The universe is obviously badly coded, debug it now!

- - - Updated - - -

I'm trying to work out the physics of collected heat, area, and speed in my brain but its not going well.

Ok, in physics..

The small and large vessel will reenter as basically the same speed, so that is constant.

Lets say the small vessel is a 3 meter sphere, the large one is a 10 meter sphere. Similar construction.

The small one has surface area proportional to 3^2 = 9

The large one has a surface area proportional to 10^2 = 100, so it presents 11 times the surface.

The small one has a mass proportional to 3^3 = 27

the large one has a mass proportional to 10^3 = 1000, so it masses 37 times as much.

Similar speed, 37 times the mass, distributed over 11 times the surface. = 3.36 times the energy flux (heating) imposed on the object.

Expect its surface to be much hotter. Not quite 3.36 times as hot, but easily 1.2 or 1.3 times the temperature.

[-Velocity-]

Not sure if this is what is going on in KSP- I'm having no problems with exploding spacecraft yet in this post-1.0.0 career- but if it's based on real physics then it's like Marvin says.

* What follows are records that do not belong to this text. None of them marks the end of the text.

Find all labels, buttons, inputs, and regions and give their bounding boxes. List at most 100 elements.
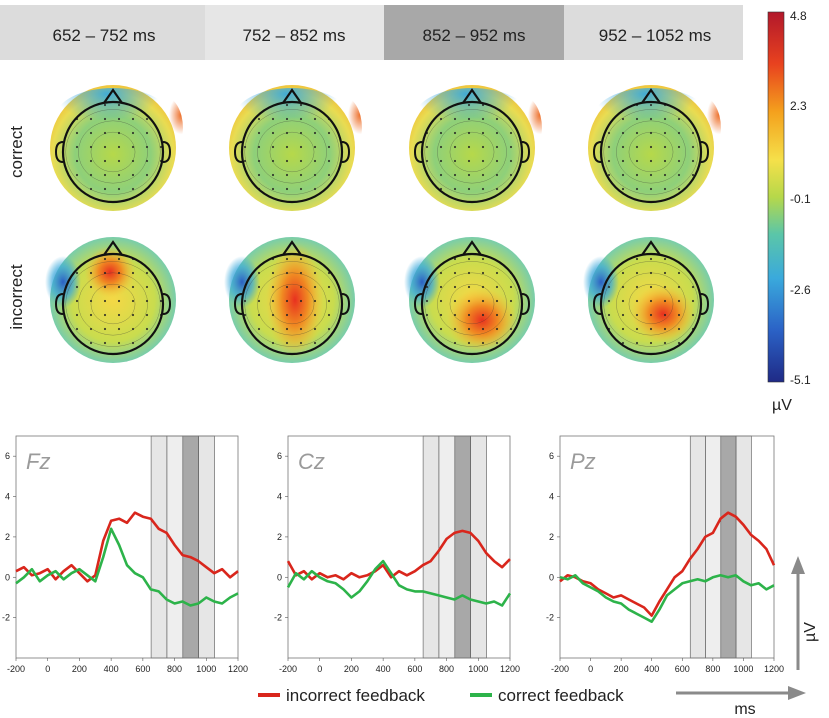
legend-correct-label: correct feedback bbox=[498, 686, 624, 705]
chart-title: Fz bbox=[26, 449, 50, 474]
colorbar-gradient bbox=[767, 11, 785, 383]
time-window-label-3: 852 – 952 ms bbox=[422, 26, 525, 45]
right-ear bbox=[341, 293, 351, 315]
left-ear bbox=[54, 293, 64, 315]
series-correct-line bbox=[286, 559, 512, 607]
x-tick-label: 1200 bbox=[228, 664, 248, 674]
y-arrow-head bbox=[791, 556, 805, 574]
x-tick-label: -200 bbox=[279, 664, 297, 674]
electrode-grid bbox=[422, 254, 522, 354]
topomap-incorrect-3 bbox=[404, 237, 535, 363]
left-ear bbox=[592, 141, 602, 163]
series-incorrect-line bbox=[559, 511, 776, 617]
y-tick-label: 0 bbox=[549, 572, 554, 582]
y-arrow-label: µV bbox=[802, 622, 819, 642]
x-tick-label: 600 bbox=[135, 664, 150, 674]
topomap-incorrect-4 bbox=[583, 237, 714, 363]
topographic-maps bbox=[45, 85, 721, 363]
x-tick-label: 1000 bbox=[196, 664, 216, 674]
time-window-shade-3 bbox=[454, 435, 471, 659]
y-tick-label: 6 bbox=[277, 451, 282, 461]
erp-chart-fz: 6 4 2 0 -2 -200 0 200 400 600 800 1000 1200 Fz bbox=[2, 435, 248, 674]
nose-outline bbox=[282, 88, 302, 104]
x-tick-label: 1000 bbox=[468, 664, 488, 674]
time-window-shade-3 bbox=[720, 435, 737, 659]
left-ear bbox=[233, 141, 243, 163]
nose-outline bbox=[282, 240, 302, 256]
x-arrow-label: ms bbox=[734, 701, 755, 718]
y-tick-label: 2 bbox=[277, 532, 282, 542]
plot-frame bbox=[15, 435, 239, 659]
y-tick-label: 4 bbox=[549, 492, 554, 502]
head-outline bbox=[240, 100, 344, 204]
axis-arrows: µV ms bbox=[676, 556, 819, 718]
x-tick-label: 1200 bbox=[764, 664, 784, 674]
nose-outline bbox=[103, 240, 123, 256]
head-outline bbox=[420, 252, 524, 356]
head-outline bbox=[599, 100, 703, 204]
chart-title: Pz bbox=[570, 449, 596, 474]
electrode-grid bbox=[63, 254, 163, 354]
row-label-incorrect: incorrect bbox=[7, 264, 26, 329]
series-correct-line bbox=[15, 527, 239, 607]
erp-chart-cz: 6 4 2 0 -2 -200 0 200 400 600 800 1000 1200 Cz bbox=[274, 435, 520, 674]
x-tick-label: 200 bbox=[72, 664, 87, 674]
time-window-shade-1 bbox=[150, 435, 168, 659]
x-tick-label: 0 bbox=[317, 664, 322, 674]
time-window-bar-1 bbox=[0, 5, 205, 60]
x-tick-label: 400 bbox=[376, 664, 391, 674]
time-window-label-1: 652 – 752 ms bbox=[52, 26, 155, 45]
y-tick-label: 2 bbox=[5, 532, 10, 542]
topomap-incorrect-2 bbox=[224, 237, 355, 363]
head-outline bbox=[240, 252, 344, 356]
nose-outline bbox=[641, 240, 661, 256]
legend-incorrect-label: incorrect feedback bbox=[286, 686, 425, 705]
x-tick-label: 0 bbox=[588, 664, 593, 674]
electrode-grid bbox=[422, 102, 522, 202]
topomap-incorrect-1 bbox=[45, 237, 176, 363]
series-correct-line bbox=[559, 574, 775, 623]
electrode-grid bbox=[601, 102, 701, 202]
left-ear bbox=[413, 293, 423, 315]
y-tick-label: -2 bbox=[2, 613, 10, 623]
electrode-grid bbox=[242, 102, 342, 202]
time-window-bar-3 bbox=[384, 5, 564, 60]
colorbar-tick-mid: -0.1 bbox=[790, 192, 811, 206]
y-tick-label: 6 bbox=[549, 451, 554, 461]
y-tick-label: -2 bbox=[274, 613, 282, 623]
nose-outline bbox=[462, 240, 482, 256]
time-window-bar-4 bbox=[564, 5, 743, 60]
series-incorrect-line bbox=[286, 529, 511, 581]
right-ear bbox=[521, 293, 531, 315]
x-tick-label: 400 bbox=[104, 664, 119, 674]
right-ear bbox=[162, 293, 172, 315]
topomap-correct-2 bbox=[229, 85, 362, 211]
left-ear bbox=[592, 293, 602, 315]
electrode-grid bbox=[242, 254, 342, 354]
y-tick-label: 2 bbox=[549, 532, 554, 542]
time-window-shade-4 bbox=[198, 435, 215, 659]
head-outline bbox=[61, 252, 165, 356]
left-ear bbox=[413, 141, 423, 163]
y-tick-label: 0 bbox=[5, 572, 10, 582]
y-tick-label: 0 bbox=[277, 572, 282, 582]
topomap-correct-1 bbox=[50, 85, 183, 211]
right-ear bbox=[700, 293, 710, 315]
x-tick-label: 1200 bbox=[500, 664, 520, 674]
topomap-correct-4 bbox=[588, 85, 721, 211]
x-tick-label: 600 bbox=[675, 664, 690, 674]
colorbar-tick-4: -2.6 bbox=[790, 283, 811, 297]
row-label-correct: correct bbox=[7, 126, 26, 178]
plot-frame bbox=[559, 435, 775, 659]
left-ear bbox=[233, 293, 243, 315]
x-tick-label: 400 bbox=[644, 664, 659, 674]
right-ear bbox=[162, 141, 172, 163]
time-window-shade-4 bbox=[470, 435, 487, 659]
left-ear bbox=[54, 141, 64, 163]
x-tick-label: 600 bbox=[407, 664, 422, 674]
time-window-header: 652 – 752 ms 752 – 852 ms 852 – 952 ms 9… bbox=[0, 5, 743, 60]
x-tick-label: 800 bbox=[167, 664, 182, 674]
electrode-grid bbox=[601, 254, 701, 354]
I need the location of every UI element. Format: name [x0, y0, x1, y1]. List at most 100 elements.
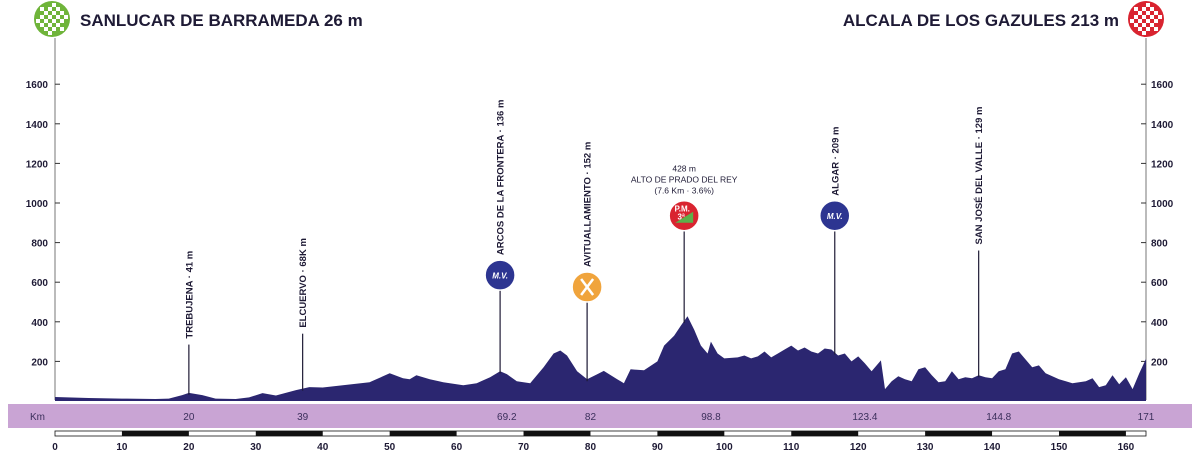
flag-check [60, 19, 64, 23]
y-tick-label-left: 800 [31, 239, 48, 250]
y-tick-label-left: 1600 [26, 80, 49, 91]
flag-check [60, 11, 64, 15]
scale-segment [255, 431, 323, 436]
knife-icon [580, 278, 595, 296]
km-strip-value: 144.8 [986, 412, 1011, 423]
finish-header: ALCALA DE LOS GAZULES 213 m [843, 1, 1164, 37]
km-strip-values: 20 39 69.2 82 98.8 123.4 144.8 171 [183, 412, 1154, 423]
y-tick-label-left: 1000 [26, 199, 49, 210]
flag-check [1134, 23, 1138, 27]
elevation-profile-area [55, 316, 1146, 401]
x-tick-label: 140 [984, 442, 1001, 453]
x-tick-label: 50 [384, 442, 396, 453]
flag-check [40, 7, 44, 11]
mv-marker-label: M.V. [492, 272, 508, 281]
location-name: SAN JOSÉ DEL VALLE · 129 m [974, 107, 985, 245]
x-tick-label: 70 [518, 442, 530, 453]
scale-segment [121, 431, 189, 436]
flag-check [52, 11, 56, 15]
mountain-sprint-icon [484, 259, 516, 291]
y-axis-right: 200 400 600 800 1000 1200 1400 1600 [1141, 80, 1174, 368]
scale-segment [791, 431, 859, 436]
y-tick-label-right: 600 [1151, 278, 1168, 289]
y-tick-label-right: 1400 [1151, 120, 1174, 131]
y-tick-label-left: 600 [31, 278, 48, 289]
km-strip-value: 123.4 [852, 412, 877, 423]
finish-label: ALCALA DE LOS GAZULES 213 m [843, 11, 1119, 30]
flag-check [1146, 3, 1150, 7]
flag-check [52, 27, 56, 31]
mv-marker-label: M.V. [827, 212, 843, 221]
flag-check [1138, 27, 1142, 31]
climb-category-icon [668, 199, 700, 232]
climb-info-line: 428 m [672, 164, 696, 174]
km-strip-value: 39 [297, 412, 309, 423]
scale-segment [657, 431, 725, 436]
km-strip-value: 82 [585, 412, 597, 423]
flag-check [1134, 7, 1138, 11]
climb-category-label: 3ª [677, 213, 684, 222]
flag-check [40, 23, 44, 27]
x-tick-label: 60 [451, 442, 463, 453]
flag-check [56, 23, 60, 27]
y-tick-label-left: 1200 [26, 159, 49, 170]
flag-check [48, 15, 52, 19]
y-tick-label-right: 400 [1151, 318, 1168, 329]
flag-check [1146, 27, 1150, 31]
location-name: ELCUERVO · 68K m [298, 238, 309, 328]
flag-check [48, 7, 52, 11]
flag-check [1138, 11, 1142, 15]
x-tick-label: 120 [850, 442, 867, 453]
flag-check [1154, 19, 1158, 23]
y-tick-label-right: 1000 [1151, 199, 1174, 210]
mountain-sprint-icon [819, 199, 851, 232]
x-tick-label: 40 [317, 442, 329, 453]
flag-check [1150, 15, 1154, 19]
flag-check [1154, 11, 1158, 15]
location-name: AVITUALLAMIENTO · 152 m [583, 142, 594, 267]
scale-segment [1058, 431, 1126, 436]
flag-check [1154, 27, 1158, 31]
flag-check [1138, 19, 1142, 23]
start-header: SANLUCAR DE BARRAMEDA 26 m [34, 1, 363, 37]
flag-check [40, 15, 44, 19]
flag-check [1142, 7, 1146, 11]
flag-check [44, 11, 48, 15]
flag-check [1146, 11, 1150, 15]
flag-check [1150, 23, 1154, 27]
climb-info-line: ALTO DE PRADO DEL REY [631, 175, 738, 185]
y-tick-label-right: 800 [1151, 239, 1168, 250]
scale-bar [54, 430, 1147, 437]
flag-check [56, 7, 60, 11]
flag-check [44, 27, 48, 31]
x-tick-label: 0 [52, 442, 58, 453]
climb-marker-label: P.M. [674, 205, 689, 214]
start-label: SANLUCAR DE BARRAMEDA 26 m [80, 11, 363, 30]
location-markers: TREBUJENA · 41 m ELCUERVO · 68K m M.V. ARCO… [184, 100, 985, 395]
x-axis-scale: 0 10 20 30 40 50 60 70 80 90 100 110 120 130 140 150 160 [52, 430, 1147, 453]
flag-check [44, 19, 48, 23]
scale-segment [389, 431, 457, 436]
x-tick-label: 90 [652, 442, 664, 453]
climb-triangle-icon [675, 211, 694, 223]
location-name: TREBUJENA · 41 m [184, 251, 195, 339]
x-tick-label: 130 [917, 442, 934, 453]
scale-segment [523, 431, 591, 436]
flag-check [48, 31, 52, 35]
flag-check [1142, 23, 1146, 27]
x-tick-label: 80 [585, 442, 597, 453]
y-tick-label-right: 200 [1151, 357, 1168, 368]
x-tick-label: 100 [716, 442, 733, 453]
x-tick-label: 160 [1118, 442, 1135, 453]
y-axis-left: 200 400 600 800 1000 1200 1400 1600 [26, 80, 60, 368]
flag-check [1134, 15, 1138, 19]
y-tick-label-right: 1200 [1151, 159, 1174, 170]
y-tick-label-right: 1600 [1151, 80, 1174, 91]
flag-check [1142, 15, 1146, 19]
flag-check [36, 19, 40, 23]
flag-check [1142, 31, 1146, 35]
x-tick-label: 20 [183, 442, 195, 453]
flag-check [1146, 19, 1150, 23]
km-strip-value: 69.2 [497, 412, 517, 423]
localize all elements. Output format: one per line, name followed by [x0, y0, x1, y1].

Basically, the amount of an object that is subjected to heating is related to the radius squared. The surface area, effectively.

However, the amount of kinetic energy that an object is carrying is proportional to radius cubed- the volume.

Thus small objects have larger surface areas and lower masses, since r^2 (r == radius) gets larger in proportion to r^3 when r is small. However, as r grows bigger and bigger, then r^3 grows much more quickly than r^2.

This is known as a "scaling law". The behavior of the physical world is HIGHLY dependent on scale. You can't arbitrarily shrink things or enlarge things and expect them to work the same.